チャンダン香と天井の木目の人




【 聞いた話。心に残った話。】

「キマってるときに訳わかんない電話してくるんだよ」
と、絞り出すようにその人は言った。

…え…? 私は彼がなにを言っているのか全然分からなかった。


「キマってる、って?」
「クスリでハイになってるってこと」


私は衝撃で言葉が出なかった。
「クスリ」という、自分とは遠くてダークな世界の爆弾が今横にいる人の口から出たことに。その人が「キメ」てた女の子と付き合っていたことに。
キメる、キマってるって言葉なんてその筋の人たちからすると慣れ親しんだ言葉。でも私は生まれて初めてその言葉を聞いたんだった。

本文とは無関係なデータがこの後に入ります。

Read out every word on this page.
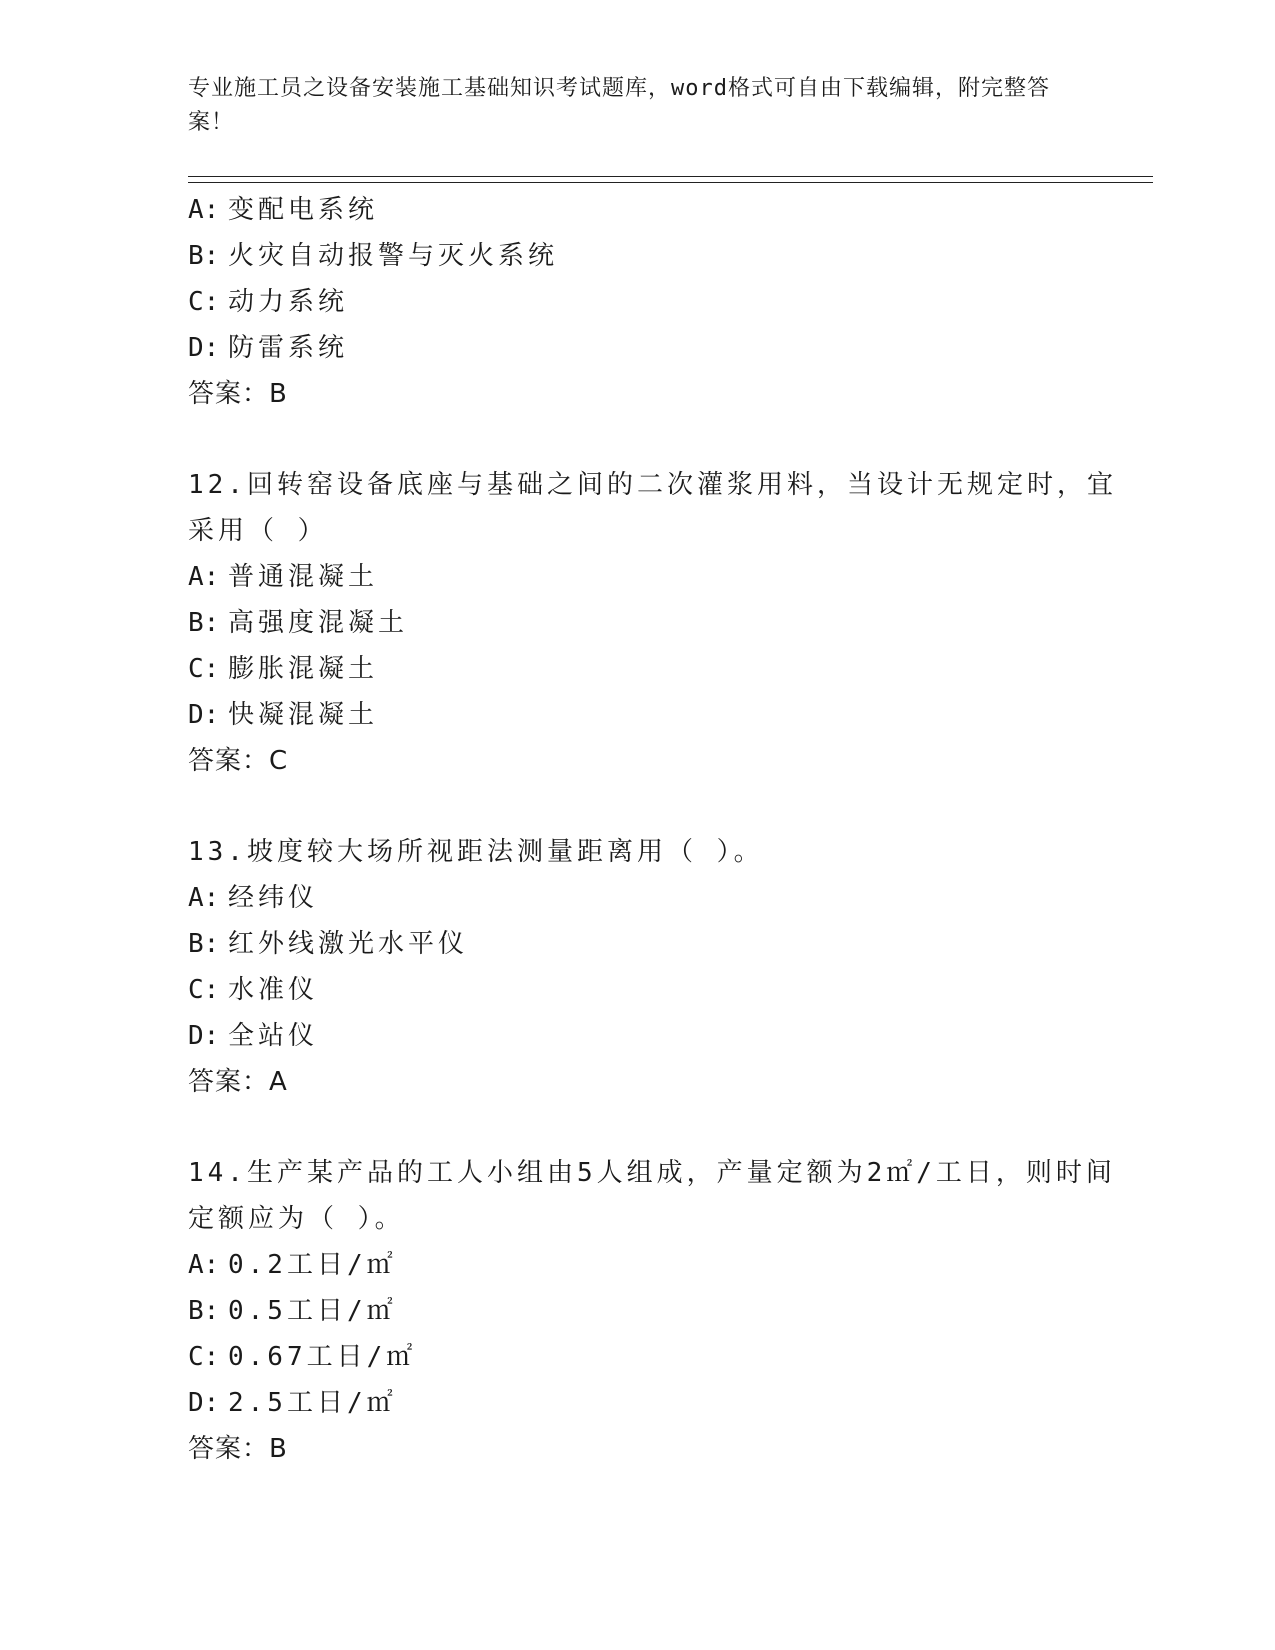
专业施工员之设备安装施工基础知识考试题库，word格式可自由下载编辑，附完整答案！
A: 变配电系统
B: 火灾自动报警与灭火系统
C: 动力系统
D: 防雷系统
答案：B
12.回转窑设备底座与基础之间的二次灌浆用料，当设计无规定时，宜
采用（ ）
A: 普通混凝土
B: 高强度混凝土
C: 膨胀混凝土
D: 快凝混凝土
答案：C
13.坡度较大场所视距法测量距离用（ ）。
A: 经纬仪
B: 红外线激光水平仪
C: 水准仪
D: 全站仪
答案：A
14.生产某产品的工人小组由5人组成，产量定额为2㎡/工日，则时间
定额应为（ ）。
A: 0.2工日/㎡
B: 0.5工日/㎡
C: 0.67工日/㎡
D: 2.5工日/㎡
答案：B
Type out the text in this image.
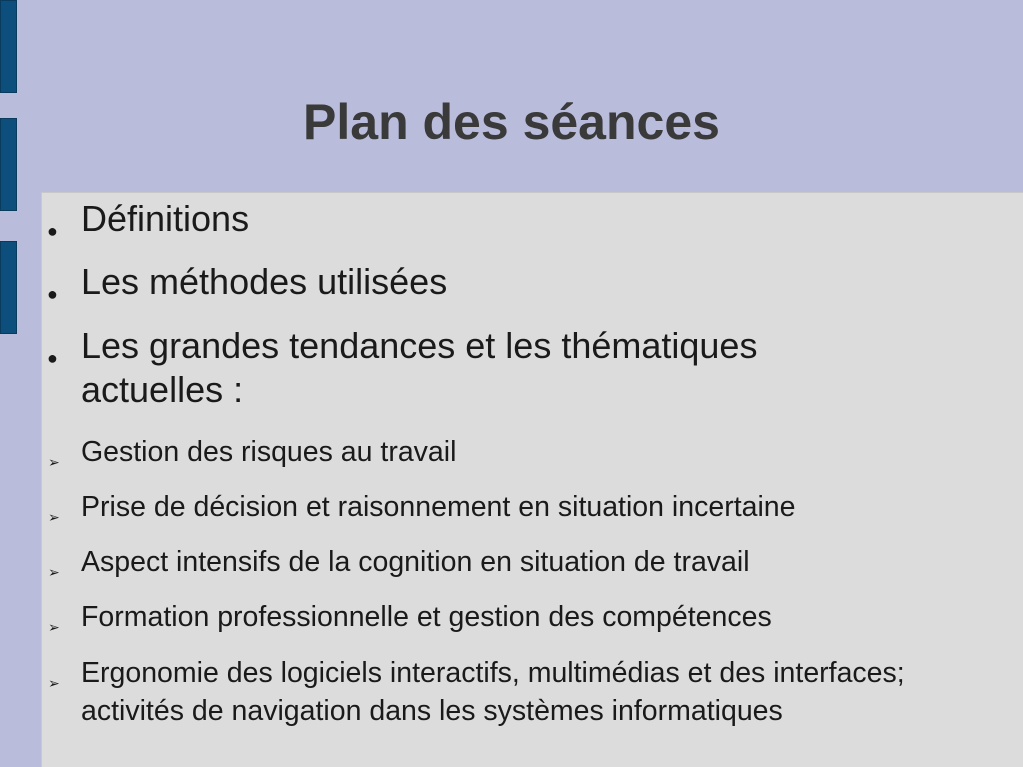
Plan des séances
● Définitions
● Les méthodes utilisées
● Les grandes tendances et les thématiques actuelles :
➢ Gestion des risques au travail
➢ Prise de décision et raisonnement en situation incertaine
➢ Aspect intensifs de la cognition en situation de travail
➢ Formation professionnelle et gestion des compétences
➢ Ergonomie des logiciels interactifs, multimédias et des interfaces; activités de navigation dans les systèmes informatiques
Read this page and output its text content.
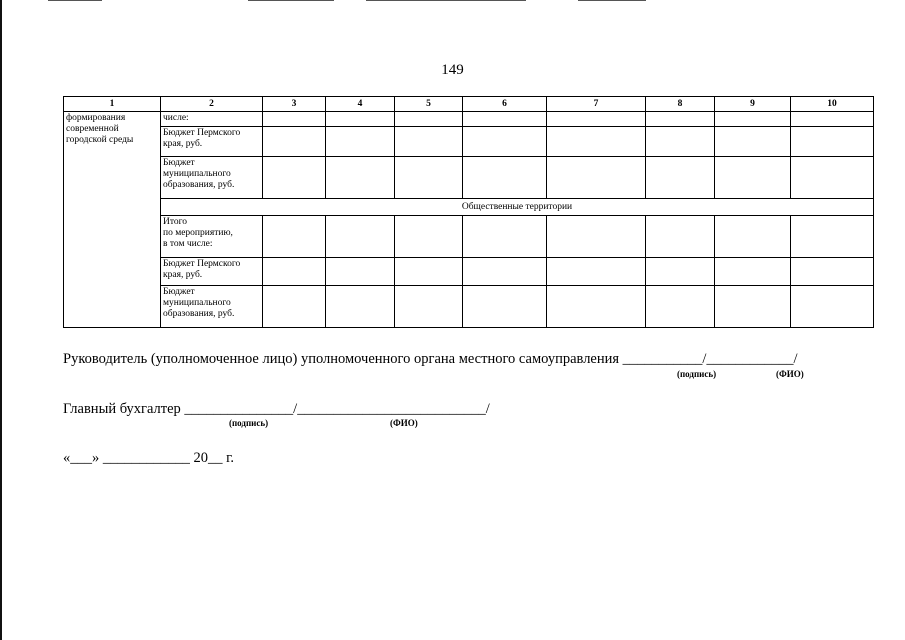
149
1	2	3	4	5	6	7	8	9	10
формирования
современной
городской среды	числе:								
	Бюджет Пермского
края, руб.								
	Бюджет
муниципального
образования, руб.								
	Общественные территории								
	Итого
по мероприятию,
в том числе:								
	Бюджет Пермского
края, руб.								
	Бюджет
муниципального
образования, руб.								
Руководитель (уполномоченное лицо) уполномоченного органа местного самоуправления ___________/____________/
(подпись)	(ФИО)
Главный бухгалтер _______________/__________________________/
(подпись)	(ФИО)
«___» ____________ 20__ г.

その人は、ふいに以前付き合っていた彼女のことを話し出した。スタイリスト見習いだったこと、5年間付き合ったこと。
(長続きしそうにない人だから意外だった)


どうして別れたのか、という質問に彼はそう答えたのだった。

「クスリ」


どうして彼女はクスリに手を出したのか。あなたもやってたのか。どうしてクスリやるような子と付き合ったのか。そもそも知らなかったのか…。

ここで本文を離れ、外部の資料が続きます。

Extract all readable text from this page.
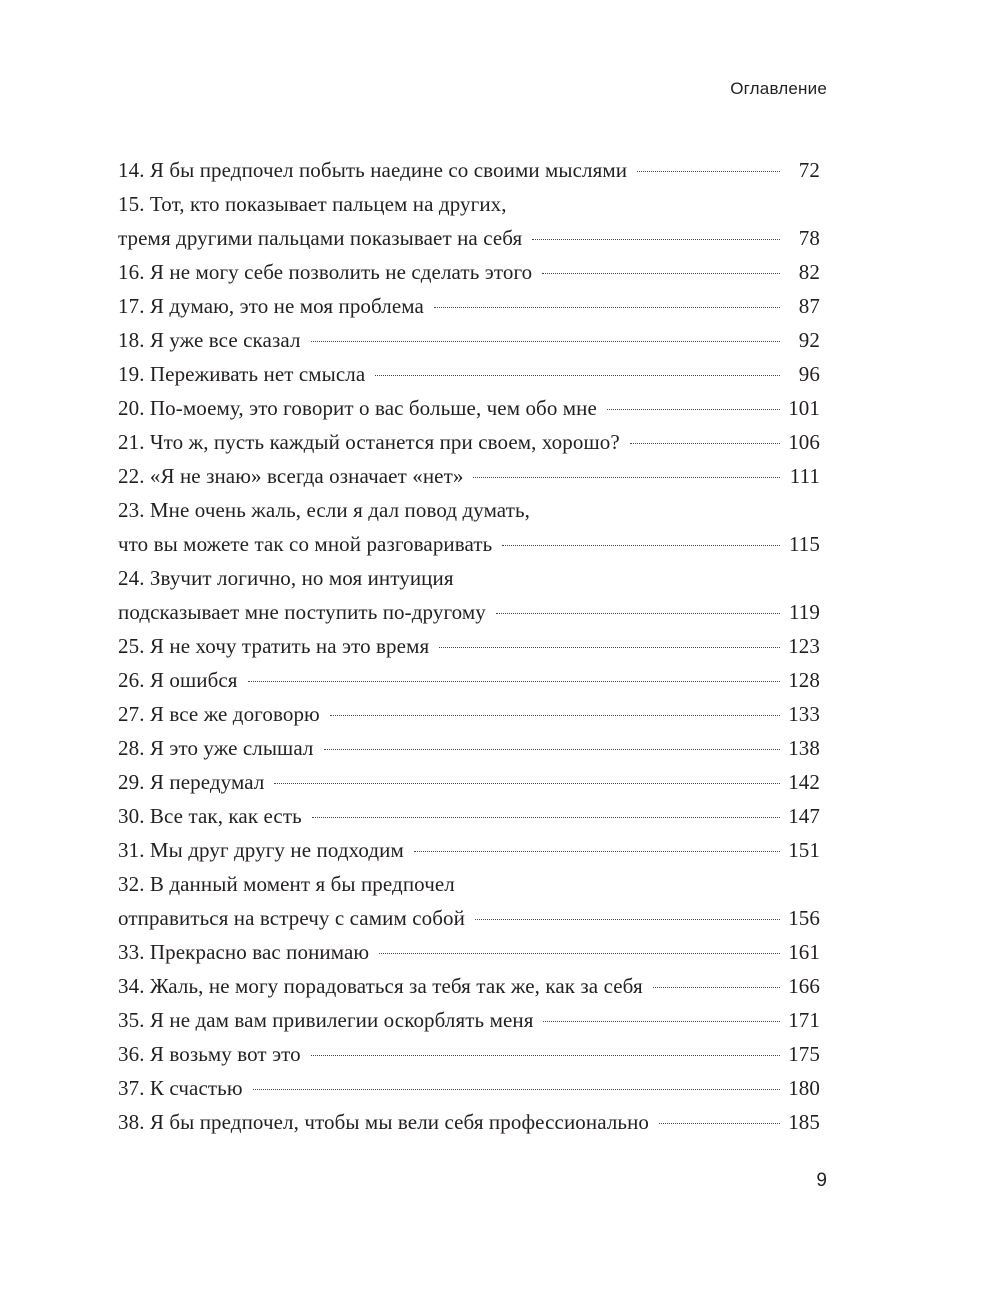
Оглавление
14. Я бы предпочел побыть наедине со своими мыслями	72
15. Тот, кто показывает пальцем на других,
тремя другими пальцами показывает на себя	78
16. Я не могу себе позволить не сделать этого	82
17. Я думаю, это не моя проблема	87
18. Я уже все сказал	92
19. Переживать нет смысла	96
20. По-моему, это говорит о вас больше, чем обо мне	101
21. Что ж, пусть каждый останется при своем, хорошо?	106
22. «Я не знаю» всегда означает «нет»	111
23. Мне очень жаль, если я дал повод думать,
что вы можете так со мной разговаривать	115
24. Звучит логично, но моя интуиция
подсказывает мне поступить по-другому	119
25. Я не хочу тратить на это время	123
26. Я ошибся	128
27. Я все же договорю	133
28. Я это уже слышал	138
29. Я передумал	142
30. Все так, как есть	147
31. Мы друг другу не подходим	151
32. В данный момент я бы предпочел
отправиться на встречу с самим собой	156
33. Прекрасно вас понимаю	161
34. Жаль, не могу порадоваться за тебя так же, как за себя	166
35. Я не дам вам привилегии оскорблять меня	171
36. Я возьму вот это	175
37. К счастью	180
38. Я бы предпочел, чтобы мы вели себя профессионально	185
9
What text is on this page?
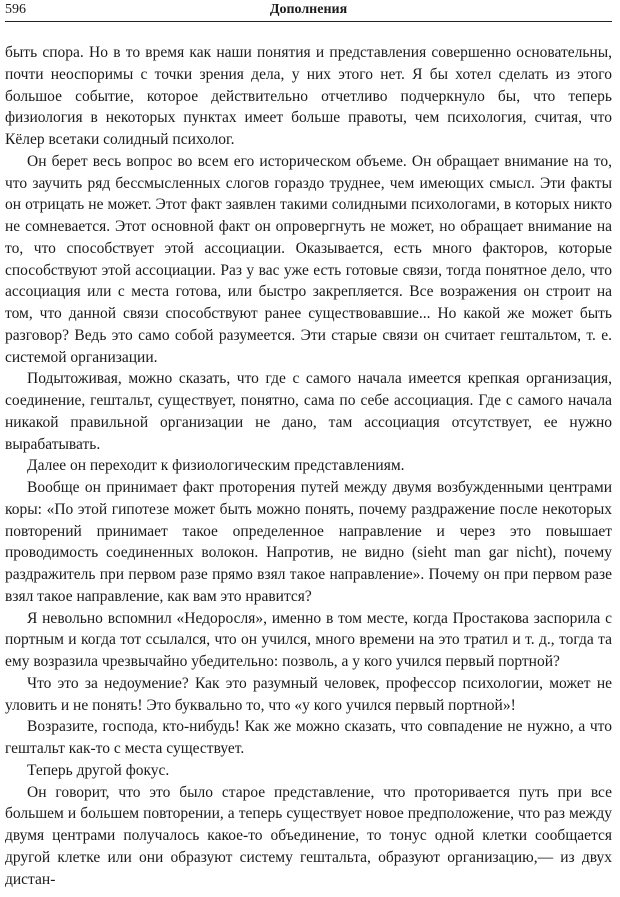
596	Дополнения

быть спора. Но в то время как наши понятия и представления совершенно основательны, почти неоспоримы с точки зрения дела, у них этого нет. Я бы хотел сделать из этого большое событие, которое действительно отчетливо подчеркнуло бы, что теперь физиология в некоторых пунктах имеет больше правоты, чем психология, считая, что Кёлер всетаки солидный психолог.

Он берет весь вопрос во всем его историческом объеме. Он обращает внимание на то, что заучить ряд бессмысленных слогов гораздо труднее, чем имеющих смысл. Эти факты он отрицать не может. Этот факт заявлен такими солидными психологами, в которых никто не сомневается. Этот основной факт он опровергнуть не может, но обращает внимание на то, что способствует этой ассоциации. Оказывается, есть много факторов, которые способствуют этой ассоциации. Раз у вас уже есть готовые связи, тогда понятное дело, что ассоциация или с места готова, или быстро закрепляется. Все возражения он строит на том, что данной связи способствуют ранее существовавшие... Но какой же может быть разговор? Ведь это само собой разумеется. Эти старые связи он считает гештальтом, т. е. системой организации.

Подытоживая, можно сказать, что где с самого начала имеется крепкая организация, соединение, гештальт, существует, понятно, сама по себе ассоциация. Где с самого начала никакой правильной организации не дано, там ассоциация отсутствует, ее нужно вырабатывать.

Далее он переходит к физиологическим представлениям.

Вообще он принимает факт проторения путей между двумя возбужденными центрами коры: «По этой гипотезе может быть можно понять, почему раздражение после некоторых повторений принимает такое определенное направление и через это повышает проводимость соединенных волокон. Напротив, не видно (sieht man gar nicht), почему раздражитель при первом разе прямо взял такое направление». Почему он при первом разе взял такое направление, как вам это нравится?

Я невольно вспомнил «Недоросля», именно в том месте, когда Простакова заспорила с портным и когда тот ссылался, что он учился, много времени на это тратил и т. д., тогда та ему возразила чрезвычайно убедительно: позволь, а у кого учился первый портной?

Что это за недоумение? Как это разумный человек, профессор психологии, может не уловить и не понять! Это буквально то, что «у кого учился первый портной»!

Возразите, господа, кто-нибудь! Как же можно сказать, что совпадение не нужно, а что гештальт как-то с места существует.

Теперь другой фокус.

Он говорит, что это было старое представление, что проторивается путь при все большем и большем повторении, а теперь существует новое предположение, что раз между двумя центрами получалось какое-то объединение, то тонус одной клетки сообщается другой клетке или они образуют систему гештальта, образуют организацию,— из двух дистан-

いっぺんにして色んな疑問が沸いてきた。でもそれより、やっぱり、夜遊びもせずクスリとは無縁の世界にいた私には衝撃のほうが大きかった。これだけ「身近」だということに。

「彼女、なんでクスリやっちゃったの?」

「クラブが好きで。仕事の仲間とよく遊んでたんだよ。そこで教えてもらったみたいだけど」
(キミもやった?)聞けなかった。

「最初は気づかなくて。だんだん言動がおかしくなってきて問い詰めたら。」
(やってないんだ。でも知ったときショックだったよね?)構わず話し続けた。
「辞める約束したけど繰り返し…。何度も辞めさせようとしたけどダメだった。」


「それで別れたの?」
「うん。ボロボロでヤバかったよ。クスリ仲間のこと正当化して俺も引きずり込もうとして。サイテーだよ」


一瞬にして苦々しく悲しい顔に変わった。彼女をそうさせたクスリの恐怖、そんなものにとりつかれた彼女の情けなさ。(どんくらいつらかったんだろ…)胸が、ズキズキ痛かった。


次の言葉で私は泣きそうになった。

「でも、助けてやれなかった。。。最後まで、立ち直るまで一緒にいてやれなかった。」
「しょうがないよ。。。」私は今思えば無責任で軽々しい言葉を口にした。
「いや、だってそもそもクスリ始めたのも俺が寂しい思いをさせたからだと思うし。」

あのさ…そこのところは私にも分かんないや。キミが自責の念が強すぎるのか、もしかしたらキミが彼女にしたひどいことが原因なのか。
ただ、私はキミがとても彼女のことを好きで、今もやっぱり好きなんだってことがよく分かった。

「別れたあとも電話してきたり。必ずキマってっからね。ウチの前で待ってたり。」


…苛立つ?うれしい?やるせない?許せない?どう思う?

それにどう対処したのかまでは言わなかったし、聞かなかった。



チャンダン香が焚かれていた部屋。天井の暗い木目を目でなぞっていた冬。